Monday, August 28, 2006

Show Me Your Calvins

After seeing Invincible (twice) this weekend, it has to be said.
The tshirt was created for one purpose: to magnify Mark Wahlberg's arms in all their glory and splendor.

He doesn't just wear the tshirt. Not this leader of the Funky Bunch. He beats that tshirt into submission until the seams stretch and scream with pain - the kind of pain that hurts so good. Then he tells that tshirt to make him a sandwich, and the tshirt asks, "Mayo or mustard, sir?"

Cases in point, see Here, here, here, and most definitely here.

It's not that I don't take him seriously as an actor, its just that I've never wanted to be a tshirt so badly in my entire life.

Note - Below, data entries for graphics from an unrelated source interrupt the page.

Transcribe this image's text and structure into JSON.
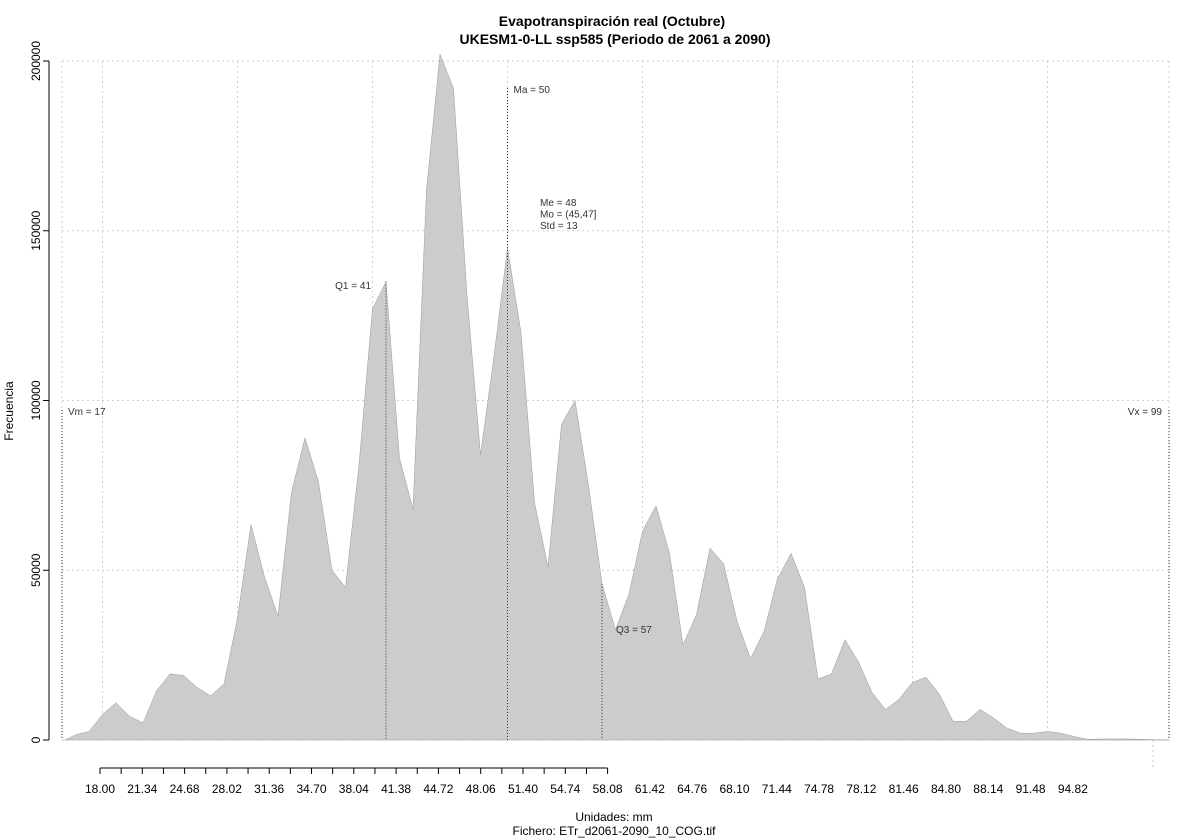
{
  "chart_data": {
    "type": "area",
    "title": "Evapotranspiración real (Octubre)",
    "subtitle": "UKESM1-0-LL ssp585 (Periodo de 2061 a 2090)",
    "xlabel": "Unidades: mm",
    "caption": "Fichero: ETr_d2061-2090_10_COG.tif",
    "ylabel": "Frecuencia",
    "xlim": [
      17,
      99
    ],
    "ylim": [
      0,
      200000
    ],
    "x_ticks": [
      "18.00",
      "21.34",
      "24.68",
      "28.02",
      "31.36",
      "34.70",
      "38.04",
      "41.38",
      "44.72",
      "48.06",
      "51.40",
      "54.74",
      "58.08",
      "61.42",
      "64.76",
      "68.10",
      "71.44",
      "74.78",
      "78.12",
      "81.46",
      "84.80",
      "88.14",
      "91.48",
      "94.82"
    ],
    "y_ticks": [
      "0",
      "50000",
      "100000",
      "150000",
      "200000"
    ],
    "fill_color": "#cccccc",
    "grid": true,
    "series": [
      {
        "x": [
          17.2,
          18,
          19,
          20,
          21,
          22,
          23,
          24,
          25,
          26,
          27,
          28,
          29,
          30,
          31,
          32,
          33,
          34,
          35,
          36,
          37,
          38,
          39,
          40,
          41,
          42,
          43,
          44,
          45,
          46,
          47,
          48,
          49,
          50,
          51,
          52,
          53,
          54,
          55,
          56,
          57,
          58,
          59,
          60,
          61,
          62,
          63,
          64,
          65,
          66,
          67,
          68,
          69,
          70,
          71,
          72,
          73,
          74,
          75,
          76,
          77,
          78,
          79,
          80,
          81,
          82,
          83,
          84,
          85,
          86,
          87,
          88,
          89,
          90,
          91,
          92,
          93,
          94,
          95,
          96,
          97,
          98,
          99
        ],
        "values": [
          0,
          1500,
          2500,
          7500,
          11000,
          7000,
          5000,
          14500,
          19500,
          19000,
          15500,
          13000,
          16500,
          36000,
          63500,
          48000,
          36500,
          73000,
          89000,
          76000,
          50000,
          45000,
          81000,
          127000,
          135000,
          83000,
          68000,
          162000,
          202000,
          192000,
          131000,
          84000,
          113000,
          145000,
          120000,
          70000,
          51000,
          93000,
          100000,
          75000,
          46000,
          32500,
          43000,
          61500,
          69000,
          55000,
          28000,
          37000,
          56500,
          52000,
          35000,
          24000,
          32000,
          47500,
          55000,
          45000,
          18000,
          19500,
          29500,
          23000,
          14000,
          9000,
          12000,
          17000,
          18500,
          13500,
          5500,
          5500,
          9000,
          6500,
          3500,
          2000,
          2000,
          2500,
          2000,
          1000,
          200,
          300,
          300,
          300,
          200,
          100,
          0
        ]
      }
    ],
    "markers": [
      {
        "label": "Vm = 17",
        "x": 17
      },
      {
        "label": "Q1 = 41",
        "x": 41
      },
      {
        "label": "Ma = 50",
        "x": 50
      },
      {
        "label": "Q3 = 57",
        "x": 57
      },
      {
        "label": "Vx = 99",
        "x": 99
      }
    ],
    "stats": [
      "Me = 48",
      "Mo = (45,47]",
      "Std = 13"
    ]
  }
}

Seeing Mark Wahlberg like this makes me forgive him for Planet of the Apes. But as for The Funky Bunch, no apology needed, Marky Mark. I still have your cassette tape, and Donnie's got nothing on you.


barb said...

i've always thought Marky Mark was hot---> even when he gets shot in The Sixth Sense... mmm...those guns... hot, hot, hot. those are good enough to be called george q.s (cannon).

Bone Junior said...

Barbie Barbie Barbie... I'm shaking my head in shame. It's Donnie that gets shot in The Sixth Sense... get your NKOTB straight.

Andi Mae said...

Let's that photo for:

A: wet t-shirt
B: bulging muscles and abs
C: Philly Eagles
D: All of the above because you love men in wet t-shirts with bulging muscles who belong to Philly.

Please get your scantron and fill in the bubble. Points are taken off if you bubble outside the line.

barb said...

oops, i thought it was marky mark. my bad.